Dans une expérience classique d’Arthur Aron et de ses collègues, les chercheurs ont donné à des couples d’âge moyen de la classe moyenne supérieure une liste d’activités dont les deux partenaires convenaient qu’elles étaient « agréables » (comme la cuisine créative, la visite d’amis ou le cinéma) ou « excitantes » (le ski, la danse ou les concerts) mais qu’ils n’avaient appréciées que rarement. Les chercheurs ont demandé à chaque couple de choisir une de ces activités chaque semaine et de la pratiquer ensemble pendant 90 minutes. Au bout de 10 semaines, les couples qui s’étaient engagés dans les activités « excitantes » ont déclaré être plus satisfaits de leur mariage que ceux qui avaient essayé des activités « agréables » ou plaisantes ensemble.
Bien que la variété et la surprise semblent similaires, elles sont en fait, bien distinctes. Il est facile de varier une séquence d’événements – comme choisir un restaurant pour une soirée de rendez-vous hebdomadaire – sans offrir beaucoup de surprise. Au début, les relations sont infiniment surprenantes : Aime-t-il cuisiner ? Comment est sa famille ? Qu’est-ce qui l’embarrasse ou le ravit ? Au fur et à mesure que nous connaissons mieux nos partenaires, ils nous surprennent moins.
La surprise est une force puissante. Lorsque quelque chose de nouveau se produit, nous avons tendance à prêter attention, à apprécier l’expérience ou la circonstance, et à nous en souvenir. Nous sommes moins susceptibles de tenir notre mariage pour acquis lorsqu’il continue à susciter en nous de fortes réactions émotionnelles. De même, l’incertitude renforce parfois le plaisir des événements positifs. Par exemple, une série d’études menées par des chercheurs de l’université de Virginie et de Harvard a montré que les gens éprouvaient des bouffées de bonheur plus longues lorsqu’ils étaient à l’origine d’un acte de gentillesse inattendu et qu’ils restaient incertains quant à son origine et à sa raison d’être.

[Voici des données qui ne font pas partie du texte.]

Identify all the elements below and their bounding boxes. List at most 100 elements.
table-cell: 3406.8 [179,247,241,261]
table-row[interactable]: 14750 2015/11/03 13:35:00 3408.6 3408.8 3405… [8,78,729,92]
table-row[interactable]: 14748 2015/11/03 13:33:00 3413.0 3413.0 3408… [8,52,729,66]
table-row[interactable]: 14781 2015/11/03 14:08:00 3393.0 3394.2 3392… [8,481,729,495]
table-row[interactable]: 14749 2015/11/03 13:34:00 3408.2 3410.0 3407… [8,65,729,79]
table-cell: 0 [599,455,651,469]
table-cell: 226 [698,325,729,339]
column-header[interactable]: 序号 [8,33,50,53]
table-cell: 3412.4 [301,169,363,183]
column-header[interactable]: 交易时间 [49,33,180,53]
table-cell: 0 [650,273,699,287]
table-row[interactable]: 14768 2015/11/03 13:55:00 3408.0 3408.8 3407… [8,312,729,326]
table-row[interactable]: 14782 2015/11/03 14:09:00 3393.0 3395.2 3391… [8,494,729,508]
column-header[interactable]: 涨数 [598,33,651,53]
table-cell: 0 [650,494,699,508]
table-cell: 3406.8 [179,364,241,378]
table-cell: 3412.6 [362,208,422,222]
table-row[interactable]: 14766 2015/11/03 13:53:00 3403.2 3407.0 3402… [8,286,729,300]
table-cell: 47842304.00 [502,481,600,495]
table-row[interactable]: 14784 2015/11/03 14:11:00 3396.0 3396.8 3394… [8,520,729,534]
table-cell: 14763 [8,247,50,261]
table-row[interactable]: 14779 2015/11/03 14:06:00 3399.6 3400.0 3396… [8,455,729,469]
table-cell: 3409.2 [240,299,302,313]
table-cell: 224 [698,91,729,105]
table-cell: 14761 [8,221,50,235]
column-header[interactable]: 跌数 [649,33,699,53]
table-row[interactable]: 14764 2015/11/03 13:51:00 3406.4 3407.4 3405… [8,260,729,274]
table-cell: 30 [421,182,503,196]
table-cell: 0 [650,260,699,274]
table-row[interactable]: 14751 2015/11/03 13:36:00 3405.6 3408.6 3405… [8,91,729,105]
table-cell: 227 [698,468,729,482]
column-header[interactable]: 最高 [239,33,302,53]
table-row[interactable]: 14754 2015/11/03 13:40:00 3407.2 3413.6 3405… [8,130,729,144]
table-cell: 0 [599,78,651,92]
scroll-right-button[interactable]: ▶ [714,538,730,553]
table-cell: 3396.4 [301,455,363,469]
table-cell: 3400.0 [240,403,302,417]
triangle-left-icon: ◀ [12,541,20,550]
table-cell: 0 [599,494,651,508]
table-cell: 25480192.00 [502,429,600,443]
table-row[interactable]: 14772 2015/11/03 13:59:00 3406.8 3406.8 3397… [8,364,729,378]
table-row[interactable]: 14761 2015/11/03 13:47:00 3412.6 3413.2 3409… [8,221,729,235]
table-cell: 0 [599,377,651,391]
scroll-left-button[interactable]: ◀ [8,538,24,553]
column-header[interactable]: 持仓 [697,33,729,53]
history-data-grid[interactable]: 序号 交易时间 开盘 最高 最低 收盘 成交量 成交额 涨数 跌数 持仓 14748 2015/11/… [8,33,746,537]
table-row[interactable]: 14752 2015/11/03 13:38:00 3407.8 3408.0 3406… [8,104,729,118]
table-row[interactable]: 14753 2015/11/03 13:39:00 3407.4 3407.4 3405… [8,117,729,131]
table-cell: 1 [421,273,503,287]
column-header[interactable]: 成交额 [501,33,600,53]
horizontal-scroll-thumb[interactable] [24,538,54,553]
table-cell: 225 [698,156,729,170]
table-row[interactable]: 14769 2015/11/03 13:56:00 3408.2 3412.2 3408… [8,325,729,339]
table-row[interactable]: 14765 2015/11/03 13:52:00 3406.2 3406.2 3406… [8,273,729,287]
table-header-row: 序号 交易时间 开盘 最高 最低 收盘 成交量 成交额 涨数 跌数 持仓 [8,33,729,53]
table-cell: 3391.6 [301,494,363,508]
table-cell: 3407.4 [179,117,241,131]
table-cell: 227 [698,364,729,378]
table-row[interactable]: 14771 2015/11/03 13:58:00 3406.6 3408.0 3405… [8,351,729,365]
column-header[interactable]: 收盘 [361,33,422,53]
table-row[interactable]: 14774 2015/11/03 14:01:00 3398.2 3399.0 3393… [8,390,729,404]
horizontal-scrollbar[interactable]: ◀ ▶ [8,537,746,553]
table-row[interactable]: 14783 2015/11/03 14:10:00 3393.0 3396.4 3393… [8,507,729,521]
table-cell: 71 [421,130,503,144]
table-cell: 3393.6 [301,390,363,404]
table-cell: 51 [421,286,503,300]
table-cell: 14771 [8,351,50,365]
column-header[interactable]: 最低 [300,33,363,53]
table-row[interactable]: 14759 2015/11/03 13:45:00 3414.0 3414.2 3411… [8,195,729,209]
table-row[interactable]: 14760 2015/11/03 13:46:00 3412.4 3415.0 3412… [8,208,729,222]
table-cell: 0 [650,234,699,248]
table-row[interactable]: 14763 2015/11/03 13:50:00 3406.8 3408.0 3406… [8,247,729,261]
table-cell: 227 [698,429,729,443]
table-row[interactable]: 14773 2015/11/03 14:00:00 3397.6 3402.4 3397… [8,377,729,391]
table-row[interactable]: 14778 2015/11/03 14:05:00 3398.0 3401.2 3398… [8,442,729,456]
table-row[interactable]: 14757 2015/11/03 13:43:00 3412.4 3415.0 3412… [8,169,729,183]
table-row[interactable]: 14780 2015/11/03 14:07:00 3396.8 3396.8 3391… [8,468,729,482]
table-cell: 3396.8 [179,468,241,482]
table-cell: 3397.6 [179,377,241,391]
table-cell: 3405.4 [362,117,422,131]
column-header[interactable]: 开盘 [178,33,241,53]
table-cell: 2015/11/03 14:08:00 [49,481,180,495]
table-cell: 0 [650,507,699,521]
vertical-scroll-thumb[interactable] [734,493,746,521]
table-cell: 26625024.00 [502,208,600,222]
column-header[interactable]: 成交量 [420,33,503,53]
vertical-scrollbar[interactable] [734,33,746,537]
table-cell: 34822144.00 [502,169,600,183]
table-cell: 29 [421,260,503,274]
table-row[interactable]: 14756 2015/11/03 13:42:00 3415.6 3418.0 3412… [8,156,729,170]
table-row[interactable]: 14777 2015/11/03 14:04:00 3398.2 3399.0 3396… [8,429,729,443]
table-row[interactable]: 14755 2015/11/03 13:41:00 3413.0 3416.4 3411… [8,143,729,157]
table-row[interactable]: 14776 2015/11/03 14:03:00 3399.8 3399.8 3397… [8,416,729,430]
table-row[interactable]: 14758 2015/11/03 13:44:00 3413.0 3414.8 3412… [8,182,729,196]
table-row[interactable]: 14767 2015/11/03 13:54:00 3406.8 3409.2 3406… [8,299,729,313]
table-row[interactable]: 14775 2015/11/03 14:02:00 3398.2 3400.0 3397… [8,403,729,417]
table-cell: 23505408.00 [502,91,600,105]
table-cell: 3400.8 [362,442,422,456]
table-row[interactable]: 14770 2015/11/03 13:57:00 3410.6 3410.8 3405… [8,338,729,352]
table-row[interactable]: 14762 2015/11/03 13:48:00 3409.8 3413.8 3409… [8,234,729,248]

Ces réactions peuvent avoir des origines neuroscientifiques. Dans une expérience, des scientifiques ont offert des boissons à des sujets assoiffés ; ceux qui n’avaient pas été informés du type de boisson qu’ils recevraient ont montré une plus grande activité dans la partie du cerveau qui enregistre les émotions positives.
La surprise est apparemment plus satisfaisante que la stabilité.
La réalisation que votre mariage ne fournit plus la charge qu’il fournissait auparavant est alors une invitation : Escaladez la prévisibilité en faveur de la découverte, de la nouveauté et des opportunités de plaisir imprévisible. « Une relation », proclamait Woody Allen dans son film Annie Hall, « est comme un requin. Elle doit constamment aller de l’avant, sinon elle meurt. » Un mariage est susceptible de changer de forme plusieurs fois au cours de sa vie ; il doit être continuellement reconstruit s’il veut prospérer.
La bonne nouvelle, c’est qu’adopter une vision à long terme et fournir un travail acharné présente des avantages calculables. Encore une fois, les recherches montrent de façon surprenante que le bonheur conjugal atteint l’un de ses plus hauts sommets pendant la période qui suit le départ de la progéniture du foyer familial. Le nid est peut-être vide, mais il est aussi plein de possibilités pour les partenaires de se redécouvrir – et de se surprendre à nouveau. En d’autres termes, un nid vide offre la possibilité de nouveauté et d’imprévisibilité. On ne sait toujours pas si cette phase de joie conjugale tardive peut durer, comme la période initiale de félicité connubiale, plus de deux ans.
Cet article (légèrement édité) est également paru dans la New York Times Sunday Review le 2 décembre 2012.